4. Green tea, Chamomile Tea, and other teas
There is evidence that green tea and chamomile tea can help aid in strengthening the immune system.
Even if the effect is small, you can’t go wrong because both are loaded with powerful antioxidants unique to each tea.
For that reason, I try to drink a couple cups of green tea with a small bit of raw honey early in the day, and then at night, I have a couple cups of chamomile or mint tea.
This isn’t a bad idea even for a regular habit, but it’s even more important when you feel a sickness possibly coming on. I also drink a lot of other teas too such as Rooibos tea, which is thought to be even higher in antioxidants than green tea.
5. Loading up on antioxidants
We already know how important antioxidants are to overall health as well as immune system support.
For this reason, I make sure to really load up on antioxidant-rich fruits, berries, teas, red wine, unsweetened organic cocoa (in smoothies, etc), and veggies to help prevent sickness.

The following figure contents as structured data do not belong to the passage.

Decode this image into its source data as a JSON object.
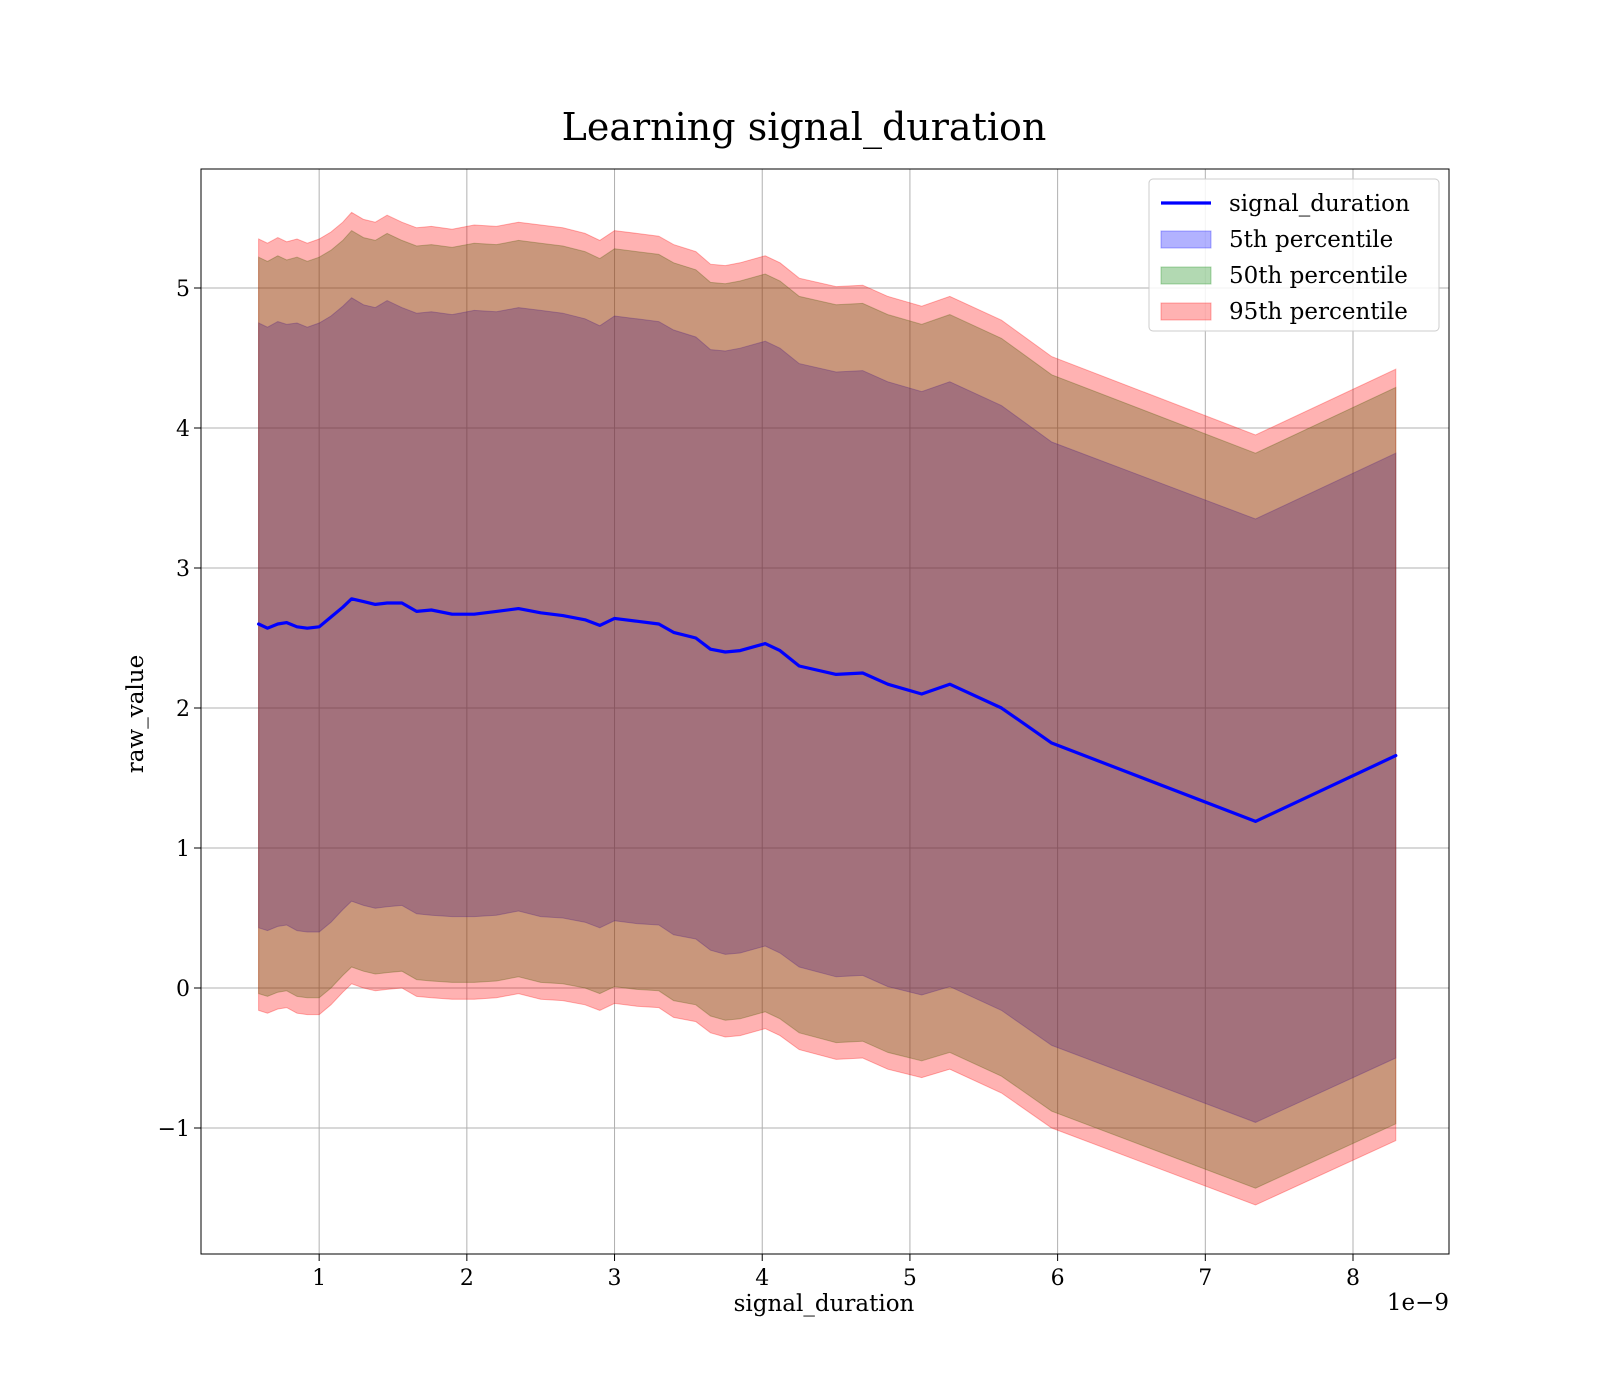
{
  "chart_data": {
    "type": "area",
    "title": "Learning signal_duration",
    "xlabel": "signal_duration",
    "ylabel": "raw_value",
    "x_offset_text": "1e−9",
    "x_scale_note": "x values in units of 1e-9",
    "xlim": [
      0.2,
      8.65
    ],
    "ylim": [
      -1.9,
      5.85
    ],
    "x_ticks": [
      1,
      2,
      3,
      4,
      5,
      6,
      7,
      8
    ],
    "y_ticks": [
      -1,
      0,
      1,
      2,
      3,
      4,
      5
    ],
    "x_tick_labels": [
      "1",
      "2",
      "3",
      "4",
      "5",
      "6",
      "7",
      "8"
    ],
    "y_tick_labels": [
      "−1",
      "0",
      "1",
      "2",
      "3",
      "4",
      "5"
    ],
    "grid": true,
    "legend_position": "top-right",
    "x": [
      0.59,
      0.65,
      0.72,
      0.78,
      0.85,
      0.92,
      1.0,
      1.08,
      1.16,
      1.22,
      1.3,
      1.38,
      1.46,
      1.56,
      1.66,
      1.76,
      1.9,
      2.05,
      2.2,
      2.35,
      2.5,
      2.65,
      2.8,
      2.9,
      3.0,
      3.15,
      3.3,
      3.4,
      3.55,
      3.65,
      3.75,
      3.85,
      4.02,
      4.12,
      4.25,
      4.5,
      4.68,
      4.85,
      5.08,
      5.27,
      5.62,
      5.96,
      7.34,
      8.29
    ],
    "series": [
      {
        "name": "signal_duration",
        "role": "line",
        "color": "#0000ff",
        "values": [
          2.6,
          2.57,
          2.6,
          2.61,
          2.58,
          2.57,
          2.58,
          2.65,
          2.72,
          2.78,
          2.76,
          2.74,
          2.75,
          2.75,
          2.69,
          2.7,
          2.67,
          2.67,
          2.69,
          2.71,
          2.68,
          2.66,
          2.63,
          2.59,
          2.64,
          2.62,
          2.6,
          2.54,
          2.5,
          2.42,
          2.4,
          2.41,
          2.46,
          2.41,
          2.3,
          2.24,
          2.25,
          2.17,
          2.1,
          2.17,
          2.0,
          1.75,
          1.19,
          1.66
        ]
      },
      {
        "name": "5th percentile",
        "role": "band",
        "color": "#0000ff",
        "opacity": 0.3,
        "upper": [
          4.75,
          4.72,
          4.76,
          4.74,
          4.75,
          4.72,
          4.75,
          4.8,
          4.87,
          4.93,
          4.88,
          4.86,
          4.91,
          4.86,
          4.82,
          4.83,
          4.81,
          4.84,
          4.83,
          4.86,
          4.84,
          4.82,
          4.78,
          4.73,
          4.8,
          4.78,
          4.76,
          4.7,
          4.65,
          4.56,
          4.55,
          4.57,
          4.62,
          4.57,
          4.46,
          4.4,
          4.41,
          4.33,
          4.26,
          4.33,
          4.16,
          3.9,
          3.35,
          3.82
        ],
        "lower": [
          0.43,
          0.41,
          0.44,
          0.45,
          0.41,
          0.4,
          0.4,
          0.47,
          0.56,
          0.62,
          0.59,
          0.57,
          0.58,
          0.59,
          0.53,
          0.52,
          0.51,
          0.51,
          0.52,
          0.55,
          0.51,
          0.5,
          0.47,
          0.43,
          0.48,
          0.46,
          0.45,
          0.38,
          0.35,
          0.27,
          0.24,
          0.25,
          0.3,
          0.25,
          0.15,
          0.08,
          0.09,
          0.01,
          -0.05,
          0.01,
          -0.16,
          -0.41,
          -0.96,
          -0.5
        ]
      },
      {
        "name": "50th percentile",
        "role": "band",
        "color": "#008000",
        "opacity": 0.3,
        "upper": [
          5.22,
          5.19,
          5.23,
          5.2,
          5.22,
          5.19,
          5.22,
          5.27,
          5.34,
          5.41,
          5.36,
          5.34,
          5.39,
          5.34,
          5.3,
          5.31,
          5.29,
          5.32,
          5.31,
          5.34,
          5.32,
          5.3,
          5.26,
          5.21,
          5.28,
          5.26,
          5.24,
          5.18,
          5.13,
          5.04,
          5.03,
          5.05,
          5.1,
          5.05,
          4.94,
          4.88,
          4.89,
          4.81,
          4.74,
          4.81,
          4.64,
          4.38,
          3.82,
          4.29
        ],
        "lower": [
          -0.04,
          -0.06,
          -0.03,
          -0.02,
          -0.06,
          -0.07,
          -0.07,
          0.0,
          0.09,
          0.15,
          0.12,
          0.1,
          0.11,
          0.12,
          0.06,
          0.05,
          0.04,
          0.04,
          0.05,
          0.08,
          0.04,
          0.03,
          0.0,
          -0.04,
          0.01,
          -0.01,
          -0.02,
          -0.09,
          -0.12,
          -0.2,
          -0.23,
          -0.22,
          -0.17,
          -0.22,
          -0.32,
          -0.39,
          -0.38,
          -0.46,
          -0.52,
          -0.46,
          -0.63,
          -0.88,
          -1.43,
          -0.97
        ]
      },
      {
        "name": "95th percentile",
        "role": "band",
        "color": "#ff0000",
        "opacity": 0.3,
        "upper": [
          5.35,
          5.32,
          5.36,
          5.33,
          5.35,
          5.32,
          5.35,
          5.4,
          5.47,
          5.54,
          5.49,
          5.47,
          5.52,
          5.47,
          5.43,
          5.44,
          5.42,
          5.45,
          5.44,
          5.47,
          5.45,
          5.43,
          5.39,
          5.34,
          5.41,
          5.39,
          5.37,
          5.31,
          5.26,
          5.17,
          5.16,
          5.18,
          5.23,
          5.18,
          5.07,
          5.01,
          5.02,
          4.94,
          4.87,
          4.94,
          4.77,
          4.51,
          3.95,
          4.42
        ],
        "lower": [
          -0.16,
          -0.18,
          -0.15,
          -0.14,
          -0.18,
          -0.19,
          -0.19,
          -0.12,
          -0.03,
          0.03,
          0.0,
          -0.02,
          -0.01,
          0.0,
          -0.06,
          -0.07,
          -0.08,
          -0.08,
          -0.07,
          -0.04,
          -0.08,
          -0.09,
          -0.12,
          -0.16,
          -0.11,
          -0.13,
          -0.14,
          -0.21,
          -0.24,
          -0.32,
          -0.35,
          -0.34,
          -0.29,
          -0.34,
          -0.44,
          -0.51,
          -0.5,
          -0.58,
          -0.64,
          -0.58,
          -0.75,
          -1.0,
          -1.55,
          -1.09
        ]
      }
    ]
  }
}
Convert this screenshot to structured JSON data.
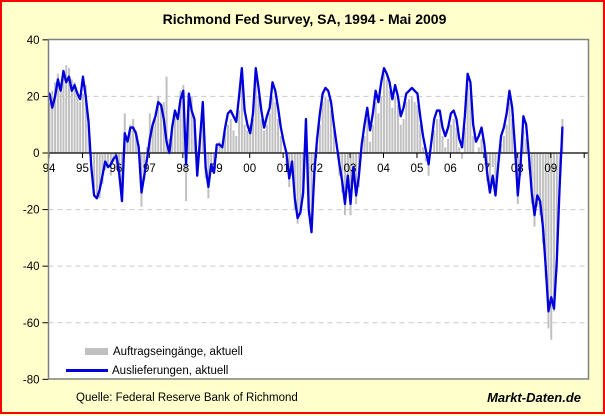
{
  "title": "Richmond Fed Survey, SA, 1994 - Mai 2009",
  "footer": {
    "source": "Quelle: Federal Reserve Bank of Richmond",
    "watermark": "Markt-Daten.de"
  },
  "colors": {
    "background": "#ffffcc",
    "plot_bg": "#ffffff",
    "border": "#ff0000",
    "bar": "#c0c0c0",
    "line": "#0000dd",
    "grid": "#c9c9c9",
    "frame": "#808080",
    "axis": "#000000"
  },
  "chart_data": {
    "type": "bar",
    "title": "Richmond Fed Survey, SA, 1994 - Mai 2009",
    "xlabel": "",
    "ylabel": "",
    "ylim": [
      -80,
      40
    ],
    "y_ticks": [
      40,
      20,
      0,
      -20,
      -40,
      -60,
      -80
    ],
    "grid_values": [
      20,
      -20,
      -40,
      -60
    ],
    "legend_position": "bottom-left-inside",
    "x_start": "1994-01",
    "x_end": "2009-05",
    "x_tick_labels": [
      "94",
      "95",
      "96",
      "97",
      "98",
      "99",
      "00",
      "01",
      "02",
      "03",
      "04",
      "05",
      "06",
      "07",
      "08",
      "09"
    ],
    "series": [
      {
        "name": "Auftragseingänge, aktuell",
        "type": "bar",
        "color": "#c0c0c0",
        "values": [
          18,
          22,
          25,
          28,
          24,
          27,
          31,
          30,
          26,
          25,
          22,
          18,
          21,
          24,
          12,
          -2,
          -12,
          -15,
          -16,
          -11,
          -6,
          -4,
          -8,
          -3,
          -5,
          -9,
          -17,
          14,
          6,
          10,
          12,
          8,
          3,
          -19,
          -9,
          2,
          14,
          10,
          12,
          20,
          16,
          18,
          27,
          5,
          10,
          14,
          12,
          22,
          24,
          -17,
          18,
          20,
          10,
          -6,
          6,
          11,
          -9,
          -16,
          -4,
          -6,
          2,
          4,
          2,
          7,
          10,
          12,
          8,
          6,
          15,
          28,
          10,
          8,
          10,
          12,
          28,
          20,
          12,
          8,
          10,
          14,
          20,
          18,
          12,
          6,
          0,
          -4,
          -12,
          -8,
          -20,
          -25,
          -22,
          -16,
          5,
          -22,
          -28,
          -10,
          2,
          10,
          18,
          20,
          19,
          15,
          8,
          0,
          -8,
          -14,
          -22,
          -10,
          -22,
          -8,
          -18,
          -12,
          0,
          6,
          12,
          4,
          10,
          18,
          14,
          20,
          28,
          26,
          22,
          16,
          20,
          17,
          10,
          12,
          18,
          19,
          20,
          18,
          17,
          10,
          2,
          -3,
          -8,
          0,
          8,
          12,
          12,
          6,
          2,
          5,
          10,
          12,
          9,
          2,
          -2,
          9,
          24,
          21,
          6,
          0,
          2,
          5,
          0,
          -10,
          -12,
          -5,
          -12,
          -2,
          3,
          6,
          10,
          18,
          12,
          -2,
          -18,
          -8,
          8,
          5,
          -6,
          -18,
          -26,
          -19,
          -22,
          -32,
          -44,
          -62,
          -66,
          -56,
          -42,
          -14,
          12
        ]
      },
      {
        "name": "Auslieferungen, aktuell",
        "type": "line",
        "color": "#0000dd",
        "values": [
          21,
          16,
          20,
          26,
          22,
          29,
          25,
          27,
          22,
          24,
          21,
          19,
          27,
          20,
          11,
          -5,
          -15,
          -16,
          -13,
          -8,
          -3,
          -5,
          -4,
          -2,
          -1,
          -7,
          -17,
          7,
          4,
          9,
          9,
          7,
          2,
          -14,
          -8,
          -2,
          5,
          10,
          13,
          18,
          17,
          12,
          4,
          0,
          9,
          15,
          12,
          19,
          22,
          -4,
          21,
          15,
          12,
          -8,
          5,
          18,
          -5,
          -12,
          -4,
          -7,
          3,
          3,
          2,
          9,
          14,
          15,
          13,
          11,
          20,
          30,
          15,
          10,
          7,
          14,
          30,
          23,
          15,
          9,
          13,
          16,
          25,
          22,
          16,
          9,
          4,
          0,
          -9,
          -3,
          -16,
          -23,
          -21,
          -14,
          12,
          -20,
          -28,
          -7,
          5,
          14,
          21,
          23,
          22,
          18,
          10,
          3,
          -4,
          -10,
          -18,
          -8,
          -18,
          -5,
          -15,
          -8,
          3,
          10,
          16,
          8,
          14,
          22,
          18,
          25,
          30,
          28,
          25,
          19,
          24,
          20,
          13,
          16,
          21,
          22,
          23,
          22,
          21,
          13,
          6,
          1,
          -4,
          4,
          12,
          15,
          15,
          9,
          6,
          9,
          14,
          15,
          12,
          5,
          2,
          13,
          28,
          25,
          10,
          4,
          6,
          9,
          3,
          -7,
          -14,
          -8,
          -15,
          -4,
          6,
          9,
          14,
          22,
          16,
          2,
          -15,
          -4,
          13,
          10,
          -1,
          -14,
          -22,
          -15,
          -17,
          -26,
          -40,
          -56,
          -51,
          -55,
          -38,
          -12,
          9
        ]
      }
    ]
  }
}
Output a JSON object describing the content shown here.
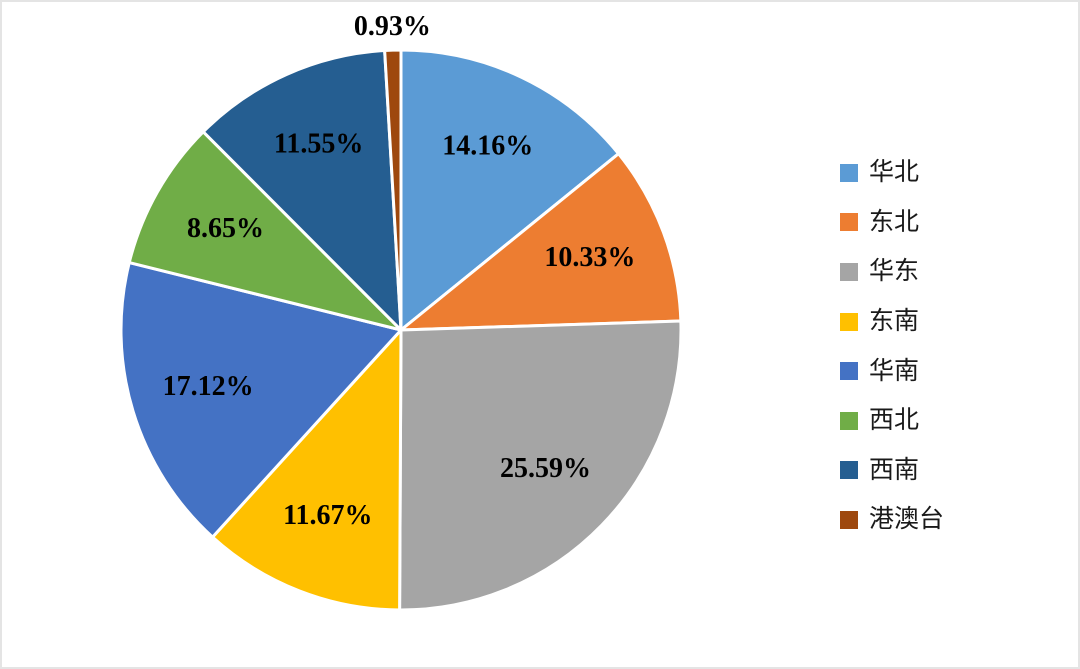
{
  "chart_data": {
    "type": "pie",
    "categories": [
      "华北",
      "东北",
      "华东",
      "东南",
      "华南",
      "西北",
      "西南",
      "港澳台"
    ],
    "values": [
      14.16,
      10.33,
      25.59,
      11.67,
      17.12,
      8.65,
      11.55,
      0.93
    ],
    "data_labels": [
      "14.16%",
      "10.33%",
      "25.59%",
      "11.67%",
      "17.12%",
      "8.65%",
      "11.55%",
      "0.93%"
    ],
    "colors": [
      "#5B9BD5",
      "#ED7D31",
      "#A5A5A5",
      "#FFC000",
      "#4472C4",
      "#70AD47",
      "#255E91",
      "#9E480E"
    ],
    "start_angle_deg": 0,
    "direction": "clockwise",
    "legend_position": "right",
    "outside_label_indices": [
      7
    ],
    "label_color": "#000000",
    "slice_border_color": "#FFFFFF"
  },
  "legend": {
    "items": [
      {
        "label": "华北",
        "color": "#5B9BD5"
      },
      {
        "label": "东北",
        "color": "#ED7D31"
      },
      {
        "label": "华东",
        "color": "#A5A5A5"
      },
      {
        "label": "东南",
        "color": "#FFC000"
      },
      {
        "label": "华南",
        "color": "#4472C4"
      },
      {
        "label": "西北",
        "color": "#70AD47"
      },
      {
        "label": "西南",
        "color": "#255E91"
      },
      {
        "label": "港澳台",
        "color": "#9E480E"
      }
    ]
  }
}
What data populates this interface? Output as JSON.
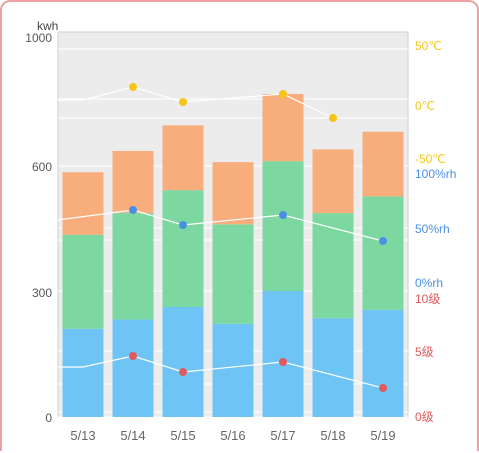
{
  "chart_data": {
    "type": "bar",
    "categories": [
      "5/13",
      "5/14",
      "5/15",
      "5/16",
      "5/17",
      "5/18",
      "5/19"
    ],
    "ylabel": "kwh",
    "ylim": [
      0,
      1000
    ],
    "yticks": [
      "0",
      "300",
      "600",
      "1000"
    ],
    "stacks": [
      {
        "color": "#6ec4f4",
        "values": [
          210,
          232,
          262,
          222,
          300,
          235,
          255
        ]
      },
      {
        "color": "#7cd8a0",
        "values": [
          225,
          255,
          280,
          238,
          315,
          252,
          272
        ]
      },
      {
        "color": "#f8ad7c",
        "values": [
          150,
          160,
          185,
          152,
          210,
          165,
          180
        ]
      }
    ],
    "lines": [
      {
        "label_color": "#f5c518",
        "point_color": "#f5c518",
        "ticks": [
          "50℃",
          "0℃",
          "-50℃"
        ],
        "values": [
          -10,
          13,
          2,
          null,
          9,
          -8,
          null
        ]
      },
      {
        "label_color": "#4a90e2",
        "point_color": "#4a90e2",
        "ticks": [
          "100%rh",
          "50%rh",
          "0%rh"
        ],
        "values": [
          null,
          56,
          41,
          null,
          51,
          null,
          16
        ]
      },
      {
        "label_color": "#e05b5b",
        "point_color": "#e05b5b",
        "ticks": [
          "10级",
          "5级",
          "0级"
        ],
        "values": [
          null,
          5.4,
          4.3,
          null,
          5.1,
          null,
          2.8
        ]
      }
    ],
    "grid": true
  }
}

Sometimes I make what I call my “Superhuman smoothie”, which I believe can really bolster your immune system, with loads of powerful antioxidant-rich berries, a few veggies, raw cacao, maca, spirulina, chia seeds, and any other superfoods I can think to throw in there.
6. Light exercise (yes – light exercise, not hard)
When you feel a sickness coming on, a super-high intensity workout is not a good idea, as hard training forces the body to do a lot of recovery, this at a time when your body needs all of it’s efforts on trying to fight off the oncoming sickness.
Although I usually recommend high intensity training most times… when sickness might be coming on, it’s just a good idea to get some light exercise instead.
Personally, I like to get outside for some fresh air and go for a hike or go snowshoeing in the winter. These aren’t very strenuous for me, so they won’t cause my body to be forced to do a lot of recovery… but just getting out in the fresh air and getting the circulation going I feel is good to help the body fight off the sickness.
7. Avoid ALL processed foods, wheat-based foods, and sweetened soft drinks
If you’re serious about your health and getting lean for life, this should be an everyday rule for you anyway (except maybe for cheat meals)…
However, when you might have a sickness coming on, this is no time to bombard your body with processed foods, inflammatory omega-6 oils (soybean oil, corn oil, etc), fried foods, high fructose corn syrup, refined sugars, wheat-based foods or chemical additives.
All of these force your body to do extra work to deal with all of this junk and the internal inflammation that they cause in your body. And by the way, grain-based foods like bread, cereal, muffins, pasta, and bagels are a big culprit in causing internal inflammation and disrupting normal gut function, so avoid grains as much as possible. In case you’re new to the science of Paleolithic nutrition, humans don’t actually need grains to survive…grains were never a part of the ancient human diet until agriculture came around only about ten thousand years ago. If you haven’t seen this article yet, here are 11 reasons why whole wheat damages your body.
Instead, (especially when you might be getting sick) you need to give your body only wholesome unprocessed foods that are only 1 ingredient and that we were meant to digest most efficiently…fruits, berries, veggies, eggs, nuts, seeds, grass-fed meats, etc.
I also have a daily serving of immune system boosting Athletic Greens, which is surprisingly delicious, plus contains loads of probiotics and antioxidants, and other immune supporting superfoods (76 superfoods mixed into one delicious drink!).
These 7 tips will go a LONG way to helping to ward off that sickness that is trying to get a hold of you… Here’s to a healthy strong body!
Note: I’m not a doctor, and none of these tips are prescriptions for any individual person… they are simply the steps I’ve personally used over the years to successfully fight off sickness pretty much every single time. Again, I haven’t been legitimately sick in at LEAST 9 years now that I use these steps!